Diyorum en altlarda ilk yaZıyorsun ya kötüleri vardır abi en alttakiler DHA iyi
Reply

sude_rdgn1

@ sde_xx  *Ey içimdeki yıldızların mütercimi, ölü olmayan kuşlarım benim.
            Mısır'ın ruhuna mürekkebinin kokusunu uçuran Yusuf'um. Nil'in sularına dökülmüş kandillerin aydınlığı.. Gizli bahçelerden geçen yeşillerin ıslak çoğulluğu. Konuşan ağacım bana, konuşan ırmağım benim. Işıklı yağmurum. Gözlerimle gören ey, ey gözleriyle gördüğüm. En derin kaybolduğum ey. Nil'in sesi geliyor, gelsin, sesim Nil'e gitmiyor, gitmesin. Sesi bana gelmeyen, sesim ona gitmeyen ey. Ey kalbimle seven, ey kalbiyle sevdiğim. Muhabbeti kolay giyilir libas olmayan, vahayı kaybedip çölün rahmetine düşen defterim. Yitik tahtına gönlünce kurulan çöl misillemesi. Sevdiceğim, dağ lalesi, çöl çiçeği..
            
            Ah benim yitik ezel gülü vasfınca sahiplendiğim, ah beni ezel gülü vasfınca sahiplenip de sahiplendiğimi bilmeyen sevgilim, ah benim! Ah benim!

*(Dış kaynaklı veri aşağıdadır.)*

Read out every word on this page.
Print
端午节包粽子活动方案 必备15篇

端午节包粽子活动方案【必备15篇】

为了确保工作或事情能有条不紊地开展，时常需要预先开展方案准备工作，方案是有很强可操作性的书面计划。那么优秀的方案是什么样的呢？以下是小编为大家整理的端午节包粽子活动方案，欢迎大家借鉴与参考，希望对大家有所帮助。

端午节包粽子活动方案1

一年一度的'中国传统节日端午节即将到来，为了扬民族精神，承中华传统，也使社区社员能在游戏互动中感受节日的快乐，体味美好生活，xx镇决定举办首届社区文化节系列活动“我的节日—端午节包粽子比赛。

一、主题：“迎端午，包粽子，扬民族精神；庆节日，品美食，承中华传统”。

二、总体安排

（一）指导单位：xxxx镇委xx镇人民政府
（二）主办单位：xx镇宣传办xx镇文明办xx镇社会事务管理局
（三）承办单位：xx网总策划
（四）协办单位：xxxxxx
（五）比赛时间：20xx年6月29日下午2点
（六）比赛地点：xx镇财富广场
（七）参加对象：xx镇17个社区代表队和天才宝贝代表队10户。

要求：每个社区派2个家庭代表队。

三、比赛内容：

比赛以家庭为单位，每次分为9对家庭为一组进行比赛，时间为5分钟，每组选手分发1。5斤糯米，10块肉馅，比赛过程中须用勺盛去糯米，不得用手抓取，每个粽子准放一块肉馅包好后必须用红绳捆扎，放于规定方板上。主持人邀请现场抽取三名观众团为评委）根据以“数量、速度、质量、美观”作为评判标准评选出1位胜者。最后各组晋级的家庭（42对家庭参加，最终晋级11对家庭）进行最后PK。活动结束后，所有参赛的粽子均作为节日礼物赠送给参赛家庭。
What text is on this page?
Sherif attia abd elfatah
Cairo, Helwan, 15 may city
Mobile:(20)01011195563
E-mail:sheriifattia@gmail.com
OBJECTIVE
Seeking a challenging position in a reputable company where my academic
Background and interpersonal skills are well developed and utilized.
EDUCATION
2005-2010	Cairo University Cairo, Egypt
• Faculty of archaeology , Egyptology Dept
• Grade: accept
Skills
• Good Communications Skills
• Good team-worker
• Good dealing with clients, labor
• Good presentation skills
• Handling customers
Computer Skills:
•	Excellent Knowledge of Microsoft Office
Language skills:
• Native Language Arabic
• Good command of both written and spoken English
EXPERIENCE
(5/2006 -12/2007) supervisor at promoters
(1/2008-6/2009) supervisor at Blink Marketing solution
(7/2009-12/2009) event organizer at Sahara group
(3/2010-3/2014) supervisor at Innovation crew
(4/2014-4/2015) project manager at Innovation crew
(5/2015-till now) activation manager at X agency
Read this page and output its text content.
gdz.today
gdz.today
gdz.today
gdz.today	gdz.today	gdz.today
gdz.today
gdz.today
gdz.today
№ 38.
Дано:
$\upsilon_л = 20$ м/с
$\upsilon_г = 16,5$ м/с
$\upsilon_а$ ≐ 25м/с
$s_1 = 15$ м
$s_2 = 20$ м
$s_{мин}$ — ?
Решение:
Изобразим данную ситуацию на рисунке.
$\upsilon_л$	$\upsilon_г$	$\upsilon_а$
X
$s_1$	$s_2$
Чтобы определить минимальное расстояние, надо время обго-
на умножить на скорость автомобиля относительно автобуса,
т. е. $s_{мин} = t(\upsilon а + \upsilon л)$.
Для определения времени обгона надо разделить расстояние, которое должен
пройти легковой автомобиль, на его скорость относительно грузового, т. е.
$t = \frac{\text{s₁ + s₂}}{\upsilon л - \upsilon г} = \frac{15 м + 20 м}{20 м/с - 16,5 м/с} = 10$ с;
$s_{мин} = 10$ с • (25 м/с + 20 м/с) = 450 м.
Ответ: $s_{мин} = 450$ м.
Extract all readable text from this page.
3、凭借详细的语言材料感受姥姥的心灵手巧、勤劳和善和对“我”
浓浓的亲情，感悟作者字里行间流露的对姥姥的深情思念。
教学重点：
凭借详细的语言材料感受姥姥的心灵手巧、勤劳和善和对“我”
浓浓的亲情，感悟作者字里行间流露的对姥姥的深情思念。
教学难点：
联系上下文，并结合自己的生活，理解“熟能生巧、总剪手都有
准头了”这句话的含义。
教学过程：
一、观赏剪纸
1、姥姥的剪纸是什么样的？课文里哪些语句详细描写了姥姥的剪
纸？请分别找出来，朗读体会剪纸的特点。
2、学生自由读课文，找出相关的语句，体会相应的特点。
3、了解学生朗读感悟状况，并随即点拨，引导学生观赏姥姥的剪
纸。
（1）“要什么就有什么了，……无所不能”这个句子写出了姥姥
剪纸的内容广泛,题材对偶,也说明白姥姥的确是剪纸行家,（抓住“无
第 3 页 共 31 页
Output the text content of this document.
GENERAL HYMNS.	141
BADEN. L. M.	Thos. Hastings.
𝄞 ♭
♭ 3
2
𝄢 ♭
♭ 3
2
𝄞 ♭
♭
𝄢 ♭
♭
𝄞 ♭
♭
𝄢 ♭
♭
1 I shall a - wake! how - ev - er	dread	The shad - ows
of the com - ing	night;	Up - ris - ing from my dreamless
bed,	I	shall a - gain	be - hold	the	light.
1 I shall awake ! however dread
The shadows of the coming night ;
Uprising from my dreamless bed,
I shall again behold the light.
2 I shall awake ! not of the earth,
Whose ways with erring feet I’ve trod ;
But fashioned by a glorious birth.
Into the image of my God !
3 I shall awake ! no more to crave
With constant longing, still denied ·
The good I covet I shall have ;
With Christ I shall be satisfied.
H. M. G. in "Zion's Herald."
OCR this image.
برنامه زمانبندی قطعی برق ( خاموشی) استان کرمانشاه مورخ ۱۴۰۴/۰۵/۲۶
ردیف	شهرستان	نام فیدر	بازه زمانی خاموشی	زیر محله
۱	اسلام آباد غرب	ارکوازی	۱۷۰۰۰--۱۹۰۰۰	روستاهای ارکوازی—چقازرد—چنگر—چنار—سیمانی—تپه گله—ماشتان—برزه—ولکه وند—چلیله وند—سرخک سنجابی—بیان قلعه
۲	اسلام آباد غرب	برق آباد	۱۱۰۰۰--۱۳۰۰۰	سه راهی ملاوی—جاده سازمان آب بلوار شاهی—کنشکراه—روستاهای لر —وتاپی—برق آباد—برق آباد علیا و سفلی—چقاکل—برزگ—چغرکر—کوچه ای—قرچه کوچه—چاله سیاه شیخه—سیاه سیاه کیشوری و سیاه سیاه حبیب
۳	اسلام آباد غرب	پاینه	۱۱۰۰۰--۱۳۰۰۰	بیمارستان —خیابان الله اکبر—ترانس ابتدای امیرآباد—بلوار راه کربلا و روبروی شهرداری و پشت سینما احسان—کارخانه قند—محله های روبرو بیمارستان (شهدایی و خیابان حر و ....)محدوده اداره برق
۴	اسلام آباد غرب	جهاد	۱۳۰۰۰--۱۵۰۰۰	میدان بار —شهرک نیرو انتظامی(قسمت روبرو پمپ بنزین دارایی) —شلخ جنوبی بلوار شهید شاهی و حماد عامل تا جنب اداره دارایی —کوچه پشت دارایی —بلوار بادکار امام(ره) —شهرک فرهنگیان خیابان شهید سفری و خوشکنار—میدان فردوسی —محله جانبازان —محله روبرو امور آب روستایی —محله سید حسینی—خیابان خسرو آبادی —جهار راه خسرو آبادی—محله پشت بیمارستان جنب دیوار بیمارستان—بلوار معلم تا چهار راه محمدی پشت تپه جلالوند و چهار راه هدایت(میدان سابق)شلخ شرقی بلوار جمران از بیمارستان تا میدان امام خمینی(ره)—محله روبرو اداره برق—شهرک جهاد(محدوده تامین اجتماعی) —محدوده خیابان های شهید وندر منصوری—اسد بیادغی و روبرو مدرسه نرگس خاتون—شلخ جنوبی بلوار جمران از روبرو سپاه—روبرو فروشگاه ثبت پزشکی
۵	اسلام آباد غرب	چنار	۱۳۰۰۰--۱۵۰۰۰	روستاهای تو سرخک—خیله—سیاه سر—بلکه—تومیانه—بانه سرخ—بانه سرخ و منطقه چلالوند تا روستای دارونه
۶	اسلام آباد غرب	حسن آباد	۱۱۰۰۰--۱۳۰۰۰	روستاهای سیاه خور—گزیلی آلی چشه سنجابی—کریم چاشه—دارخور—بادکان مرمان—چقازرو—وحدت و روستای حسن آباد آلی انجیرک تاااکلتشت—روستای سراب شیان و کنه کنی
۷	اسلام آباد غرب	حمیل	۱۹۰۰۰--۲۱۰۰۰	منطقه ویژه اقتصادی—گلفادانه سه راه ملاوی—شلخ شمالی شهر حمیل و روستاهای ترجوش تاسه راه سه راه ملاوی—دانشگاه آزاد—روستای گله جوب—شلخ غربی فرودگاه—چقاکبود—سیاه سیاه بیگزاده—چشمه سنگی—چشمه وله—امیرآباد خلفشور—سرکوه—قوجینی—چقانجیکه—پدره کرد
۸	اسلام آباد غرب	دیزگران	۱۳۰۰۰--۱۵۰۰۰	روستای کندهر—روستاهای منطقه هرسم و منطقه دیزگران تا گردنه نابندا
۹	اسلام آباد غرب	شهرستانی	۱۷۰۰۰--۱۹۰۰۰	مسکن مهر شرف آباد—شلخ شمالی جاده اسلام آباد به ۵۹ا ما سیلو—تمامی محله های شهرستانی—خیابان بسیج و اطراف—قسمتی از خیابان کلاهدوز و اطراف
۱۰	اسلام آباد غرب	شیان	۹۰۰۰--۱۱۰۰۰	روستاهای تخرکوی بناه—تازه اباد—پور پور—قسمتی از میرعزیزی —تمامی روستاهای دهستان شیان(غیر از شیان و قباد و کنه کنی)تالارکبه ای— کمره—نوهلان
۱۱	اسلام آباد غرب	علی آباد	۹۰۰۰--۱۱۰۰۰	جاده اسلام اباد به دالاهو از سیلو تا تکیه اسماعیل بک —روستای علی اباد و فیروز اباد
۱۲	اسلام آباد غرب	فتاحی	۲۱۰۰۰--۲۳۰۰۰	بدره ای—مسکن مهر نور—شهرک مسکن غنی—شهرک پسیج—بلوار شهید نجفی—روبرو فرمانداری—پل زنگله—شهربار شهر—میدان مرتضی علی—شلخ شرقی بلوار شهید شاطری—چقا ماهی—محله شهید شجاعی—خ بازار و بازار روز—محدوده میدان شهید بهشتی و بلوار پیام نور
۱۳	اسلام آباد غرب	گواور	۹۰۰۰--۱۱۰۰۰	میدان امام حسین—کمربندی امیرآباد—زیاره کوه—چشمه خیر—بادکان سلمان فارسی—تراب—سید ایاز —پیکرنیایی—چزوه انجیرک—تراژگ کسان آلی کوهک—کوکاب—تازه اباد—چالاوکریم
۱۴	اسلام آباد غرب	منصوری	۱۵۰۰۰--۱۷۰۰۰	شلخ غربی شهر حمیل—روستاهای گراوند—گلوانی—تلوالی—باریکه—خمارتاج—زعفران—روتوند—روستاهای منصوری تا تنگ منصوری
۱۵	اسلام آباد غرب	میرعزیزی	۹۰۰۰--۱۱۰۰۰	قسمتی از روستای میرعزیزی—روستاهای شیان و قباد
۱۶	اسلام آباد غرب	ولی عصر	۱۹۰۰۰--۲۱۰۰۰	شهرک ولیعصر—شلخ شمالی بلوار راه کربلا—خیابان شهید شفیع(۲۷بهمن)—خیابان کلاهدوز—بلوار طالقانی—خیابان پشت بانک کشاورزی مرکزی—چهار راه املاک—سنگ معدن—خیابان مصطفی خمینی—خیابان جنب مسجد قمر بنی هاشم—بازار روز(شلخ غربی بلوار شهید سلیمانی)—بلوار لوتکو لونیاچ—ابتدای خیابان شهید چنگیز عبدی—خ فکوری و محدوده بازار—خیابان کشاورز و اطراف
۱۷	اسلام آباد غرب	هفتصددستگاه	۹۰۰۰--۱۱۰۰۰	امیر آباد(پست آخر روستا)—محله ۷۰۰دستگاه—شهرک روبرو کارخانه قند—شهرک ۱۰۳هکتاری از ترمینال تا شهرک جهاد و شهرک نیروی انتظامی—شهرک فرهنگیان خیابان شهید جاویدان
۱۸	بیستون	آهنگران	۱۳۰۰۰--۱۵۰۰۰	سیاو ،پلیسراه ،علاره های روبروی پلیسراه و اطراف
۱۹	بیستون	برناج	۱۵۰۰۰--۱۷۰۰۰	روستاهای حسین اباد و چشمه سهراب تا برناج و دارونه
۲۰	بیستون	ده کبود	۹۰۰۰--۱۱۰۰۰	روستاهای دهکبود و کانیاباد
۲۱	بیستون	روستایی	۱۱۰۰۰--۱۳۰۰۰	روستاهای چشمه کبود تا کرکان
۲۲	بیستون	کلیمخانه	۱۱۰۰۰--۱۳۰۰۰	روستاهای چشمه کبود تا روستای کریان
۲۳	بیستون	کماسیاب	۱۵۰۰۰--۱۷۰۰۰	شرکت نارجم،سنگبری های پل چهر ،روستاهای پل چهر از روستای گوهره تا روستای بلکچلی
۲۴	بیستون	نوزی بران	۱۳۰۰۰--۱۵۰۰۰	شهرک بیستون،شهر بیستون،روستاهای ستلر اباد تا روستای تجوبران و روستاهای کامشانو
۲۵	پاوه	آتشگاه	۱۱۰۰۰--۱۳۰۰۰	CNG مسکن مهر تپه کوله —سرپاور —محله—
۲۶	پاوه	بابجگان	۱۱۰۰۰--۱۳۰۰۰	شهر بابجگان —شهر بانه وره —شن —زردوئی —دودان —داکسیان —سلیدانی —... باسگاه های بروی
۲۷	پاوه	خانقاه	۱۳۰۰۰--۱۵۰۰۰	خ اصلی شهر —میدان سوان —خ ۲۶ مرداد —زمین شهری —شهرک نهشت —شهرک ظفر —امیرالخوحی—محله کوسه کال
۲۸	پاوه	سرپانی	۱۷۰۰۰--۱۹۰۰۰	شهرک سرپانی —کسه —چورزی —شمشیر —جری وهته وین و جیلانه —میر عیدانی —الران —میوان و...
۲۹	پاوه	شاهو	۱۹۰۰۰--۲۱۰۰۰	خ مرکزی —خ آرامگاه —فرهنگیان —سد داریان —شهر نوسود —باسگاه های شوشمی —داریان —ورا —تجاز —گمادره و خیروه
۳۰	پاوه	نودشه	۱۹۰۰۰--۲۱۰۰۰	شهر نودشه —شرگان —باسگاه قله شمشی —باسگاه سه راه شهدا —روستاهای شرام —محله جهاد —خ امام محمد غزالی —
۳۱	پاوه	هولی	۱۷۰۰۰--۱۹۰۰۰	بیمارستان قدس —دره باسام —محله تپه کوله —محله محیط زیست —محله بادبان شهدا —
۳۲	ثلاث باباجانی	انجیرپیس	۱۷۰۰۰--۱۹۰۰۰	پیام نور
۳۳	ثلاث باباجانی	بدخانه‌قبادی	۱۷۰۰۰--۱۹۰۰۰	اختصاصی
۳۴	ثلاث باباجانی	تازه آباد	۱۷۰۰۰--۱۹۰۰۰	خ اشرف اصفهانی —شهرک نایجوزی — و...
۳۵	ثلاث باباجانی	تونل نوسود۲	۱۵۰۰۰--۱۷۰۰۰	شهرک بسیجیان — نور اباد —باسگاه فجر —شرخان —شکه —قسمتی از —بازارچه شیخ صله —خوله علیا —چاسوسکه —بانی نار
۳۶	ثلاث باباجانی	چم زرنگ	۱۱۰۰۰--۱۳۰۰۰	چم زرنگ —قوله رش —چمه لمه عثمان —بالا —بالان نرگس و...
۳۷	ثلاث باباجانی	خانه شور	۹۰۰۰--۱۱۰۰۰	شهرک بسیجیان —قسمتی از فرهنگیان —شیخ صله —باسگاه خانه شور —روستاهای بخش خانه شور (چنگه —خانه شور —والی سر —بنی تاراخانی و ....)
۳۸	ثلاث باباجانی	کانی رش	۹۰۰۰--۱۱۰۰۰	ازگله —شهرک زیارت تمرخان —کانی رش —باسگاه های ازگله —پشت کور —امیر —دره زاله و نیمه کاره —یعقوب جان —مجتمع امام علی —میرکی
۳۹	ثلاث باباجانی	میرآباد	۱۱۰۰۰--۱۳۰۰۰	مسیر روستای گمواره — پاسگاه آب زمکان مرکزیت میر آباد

            Ey adı gelecek zamanların ve mekanların insanlarına adımla bile baki kalacak olan, Ey benim adıyla bile yazılacak olan. 
            Sularıma dökülen karanlık, yoklarımı örten aydınlık
            Tezatlarım benim, benim tekrirlerim. Ama muhabbetinden asla rücu etmediğim.
            Gün geçtikçe çoğalan benzetmelerim, 
            Sözcüklerim, lügatim, lisan hacmince vasıflandığım vasıfım..*
            Yusuf diye başlayıpta Yusuf'tan ileriye gidemeyen Züleyhaları çok özledik."